Question

Let g be a twice-differentiable function with g(1) = 7 and g(7) = 1 and let f(x) = g(g(x)). a) Justify why there must be a value c, where 1 < c < 7, such that g' (c) = −1. b) Justify that f′ (1) = f′(7) and that there exists a value n such that on (1,7) where f''(n) = 0

Answer 1

Item a):

The Mean Value Theorem states that if a function f is continuous on the closed interval [a,b] and differentiable on the open interval (a,b), then there exists a point c in the interval (a,b) such that f'(c) is equal to the function's average rate of change over [a,b].

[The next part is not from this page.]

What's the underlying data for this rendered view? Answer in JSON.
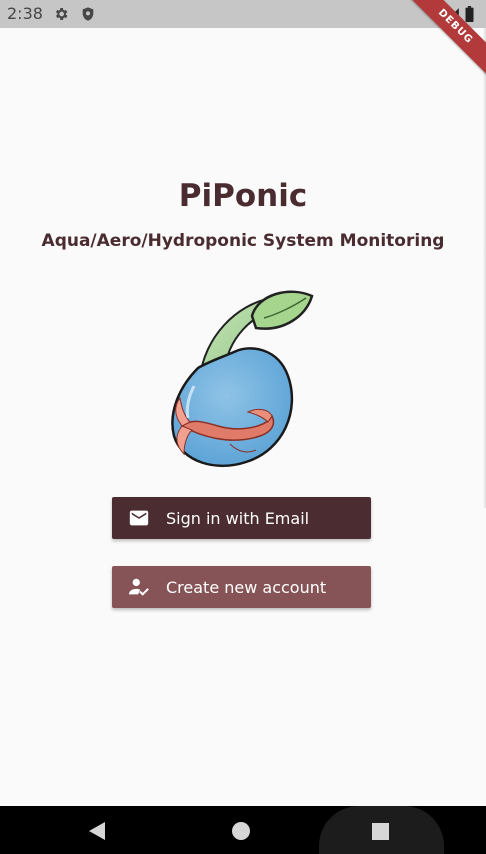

`f^(\prime)(c)=(f(b)-f(a))/(b-a)`

Applying this theorem in our problem, we have:

`g^(\prime)(c)=(g(7)-g(1))/(7-1)=(1-7)/(6)=-(6)/(6)=-1`

item b):

f(x) is given by the composition of g(x) with itself, therefore, we can calculate the derivative of f(x) by using the chain rule:

`f^(\prime)(x)=g^(\prime)(g(x))\cdot g^(\prime)(x)`

Then, evaluating this expression at x = 1 and x = 7, we have:

`\begin{gathered} f^(\prime)(1)=g^(\prime)(g(1))\cdot g^(\prime)(1)=g^(\prime)(7)\cdot g^(\prime)(1) \\ f^(\prime)(7)=g^(\prime)(g(7))\cdot g^(\prime)(7)=g^(\prime)(1)\cdot g^(\prime)(7) \end{gathered}`

Thus

`f^(\prime)(1)=f^(\prime)(7)`

Using the Leibniz rule, we can find the second derivative of f(x):

`f^(\prime)^(\prime)(x)=g^(\prime)^(\prime)(g(x))(g^(\prime)(x))^2+g^(\prime)(g(x))g^(\prime)^(\prime)(x)`

When those two terms are antisymmetric, the second derivative is equal to zero.